Winter quarter is finished! I just turned in my final project (JavaScript) and my brain is oozing onto the floor. Anyway, this quarter I took Intro To JavaScript, Systems Analysis and one I’m calling a catchall, “Joomla and Introduction To SEO”. Interestingly, this last class featured Amazon Web Services (AWS) heavily, and I’ll write about that, too. So, today I’ll explore more of my thoughts on SEO.
  • Crawling and Indexing:
    • Crawling sites is when a robot, for instance Googlebot, explores a webpage. One of the key problems with crawling and crawlers is simply whether they can find your page. There are some ways to push Google in this regard. One valuable way: you can tell Google how you want the page crawled via the Search Console. A related problem: keeping crawlers from indexing pages you don’t want indexed. Things like special landing pages, promo-code pages, pages for A-B testings and so forth. The tool for this is the robots.txt file which directs the bots on how you want the files analyzed.  Web developers also need to consider the crawl budget, which is the average number of pages the Googlebot will before moving onto another site. It is also important to utilize a clean information architecture and sitemaps.
    • Indexes are where search engines store and process the information found while crawling the internet. Just because a site can be crawled does not mean it will be indexed, or indexed the way you want. Robots can be instructed on this within the meta tags.
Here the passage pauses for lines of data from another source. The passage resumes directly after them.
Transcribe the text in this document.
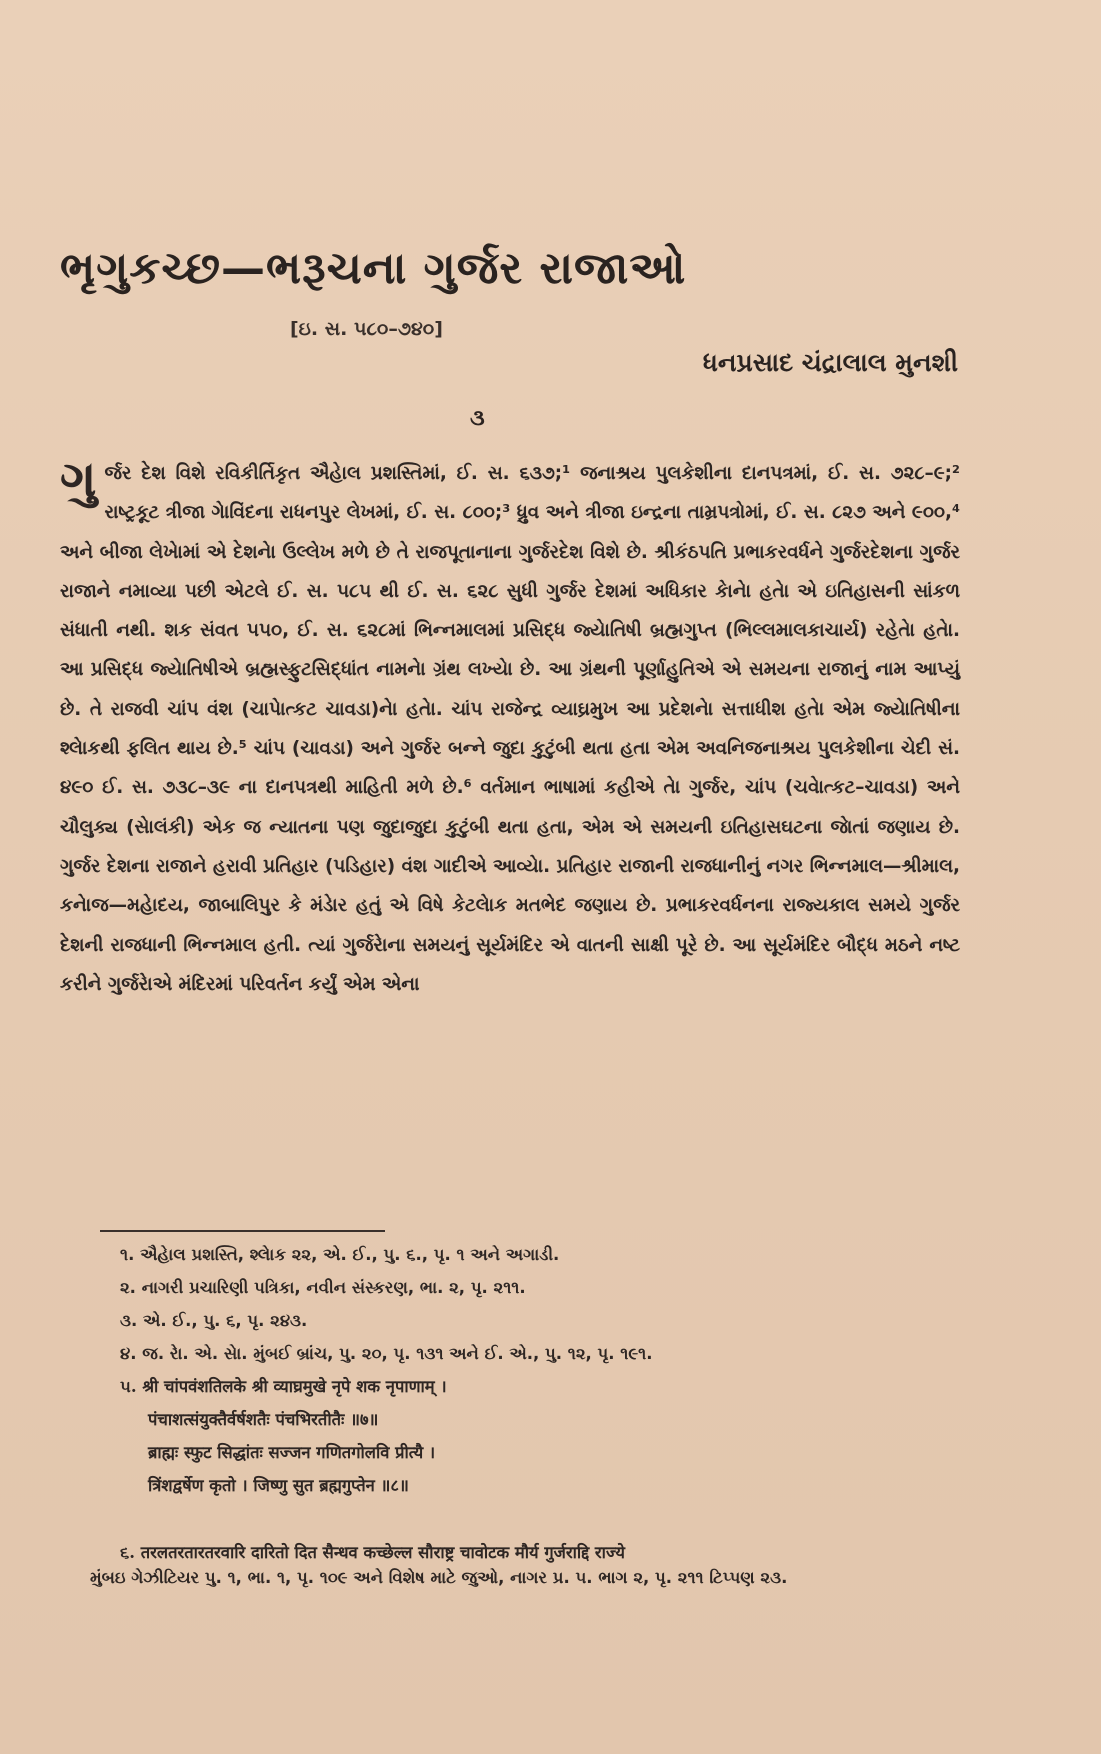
ભૃગુકચ્છ—ભરૂચના ગુર્જર રાજાઓ
[ઇ. સ. ૫૮૦–૭૪૦]
ધનપ્રસાદ ચંદ્રાલાલ મુનશી
૩
ગુ ર્જર દેશ વિશે રવિકીર્તિકૃત ઐહેાલ પ્રશસ્તિમાં, ઈ. સ. ૬૩૭;¹ જનાશ્રય પુલકેશીના દાનપત્રમાં, ઈ. સ. ૭૨૮–૯;² રાષ્ટ્રકૂટ ત્રીજા ગાેવિંદના રાધનપુર લેખમાં, ઈ. સ. ૮૦૦;³ ધ્રુવ અને ત્રીજા ઇન્દ્રના તામ્રપત્રોમાં, ઈ. સ. ૮૨૭ અને ૯૦૦,⁴ અને બીજા લેખાેમાં એ દેશનાે ઉલ્લેખ મળે છે તે રાજપૂતાનાના ગુર્જરદેશ વિશે છે. શ્રીકંઠપતિ પ્રભાકરવર્ધને ગુર્જરદેશના ગુર્જર રાજાને નમાવ્યા પછી એટલે ઈ. સ. ૫૮૫ થી ઈ. સ. ૬૨૮ સુધી ગુર્જર દેશમાં અધિકાર કાેનાે હતાે એ ઇતિહાસની સાંકળ સંધાતી નથી. શક સંવત ૫૫૦, ઈ. સ. ૬૨૮માં ભિન્નમાલમાં પ્રસિદ્ધ જ્યાેતિષી બ્રહ્મગુપ્ત (ભિલ્લમાલકાચાર્ય) રહેતાે હતાે. આ પ્રસિદ્ધ જ્યાેતિષીએ બ્રહ્મસ્ફુટસિદ્ધાંત નામનાે ગ્રંથ લખ્યાે છે. આ ગ્રંથની પૂર્ણાહુતિએ એ સમયના રાજાનું નામ આપ્યું છે. તે રાજવી ચાંપ વંશ (ચાપાેત્કટ ચાવડા)નાે હતાે. ચાંપ રાજેન્દ્ર વ્યાઘ્રમુખ આ પ્રદેશનાે સત્તાધીશ હતાે એમ જ્યાેતિષીના શ્લાેકથી ફલિત થાય છે.⁵ ચાંપ (ચાવડા) અને ગુર્જર બન્ને જુદા કુટુંબી થતા હતા એમ અવનિજનાશ્રય પુલકેશીના ચેદી સં. ૪૯૦ ઈ. સ. ૭૩૮–૩૯ ના દાનપત્રથી માહિતી મળે છે.⁶ વર્તમાન ભાષામાં કહીએ તાે ગુર્જર, ચાંપ (ચવાેત્કટ–ચાવડા) અને ચૌલુક્ય (સાેલંકી) એક જ ન્યાતના પણ જુદાજુદા કુટુંબી થતા હતા, એમ એ સમયની ઇતિહાસઘટના જાેતાં જણાય છે. ગુર્જર દેશના રાજાને હરાવી પ્રતિહાર (પડિહાર) વંશ ગાદીએ આવ્યાે. પ્રતિહાર રાજાની રાજધાનીનું નગર ભિન્નમાલ—શ્રીમાલ, કનાેજ—મહાેદય, જાબાલિપુર કે મંડાેર હતું એ વિષે કેટલાેક મતભેદ જણાય છે. પ્રભાકરવર્ધનના રાજ્યકાલ સમયે ગુર્જર દેશની રાજધાની ભિન્નમાલ હતી. ત્યાં ગુર્જરાેના સમયનું સૂર્યમંદિર એ વાતની સાક્ષી પૂરે છે. આ સૂર્યમંદિર બૌદ્ધ મઠને નષ્ટ કરીને ગુર્જરાેએ મંદિરમાં પરિવર્તન કર્યું એમ એના
૧. ઐહેાલ પ્રશસ્તિ, શ્લાેક ૨૨, એ. ઈ., પુ. ૬., પૃ. ૧ અને અગાડી.
૨. નાગરી પ્રચારિણી પત્રિકા, નવીન સંસ્કરણ, ભા. ૨, પૃ. ૨૧૧.
૩. એ. ઈ., પુ. ૬, પૃ. ૨૪૩.
૪. જ. રાે. એ. સાે. મુંબઈ બ્રાંચ, પુ. ૨૦, પૃ. ૧૩૧ અને ઈ. એ., પુ. ૧૨, પૃ. ૧૯૧.
૫. श्री चांपवंशतिलके श्री व्याघ्रमुखे नृपे शक नृपाणाम् ।
पंचाशत्संयुक्तैर्वर्षशतैः पंचभिरतीतैः ॥७॥
ब्राह्मः स्फुट सिद्धांतः सज्जन गणितगोलवि प्रीत्यै ।
त्रिंशद्वर्षेण कृतो । जिष्णु सुत ब्रह्मगुप्तेन ॥८॥
૬. तरलतरतारतरवारि दारितो दित सैन्धव कच्छेल्ल सौराष्ट्र चावोटक मौर्य गुर्जराद्दि राज्ये
મુંબઇ ગેઝીટિયર પુ. ૧, ભા. ૧, પૃ. ૧૦૯ અને વિશેષ માટે જુઓ, નાગર પ્ર. ૫. ભાગ ૨, પૃ. ૨૧૧ ટિપ્પણ ૨૩.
  • Matching Queries to Content
    • The goal of the search engine: provide the most relevant results to user queries. Their algorithm uses several things to determine that relevance. One of the main ways is backlinks. These links from other sites assert authority on the subject matter. PageRank is part of the Google core algorithm that analyzes link qualities. More natural backlinks are the most valuable. Other elements that Google considers: page clicks, time on the page, the bounce rate (percentage of user visits where they only viewed one page), and pogo-sticking (where the user goes right back to the Search Engine Results Page after visiting the target site. Additionally, for localized content, Google uses these elements to rank results: relevance, distance, and prominence. Things like Google Reviews and Citations are the biggest influencers of prominence.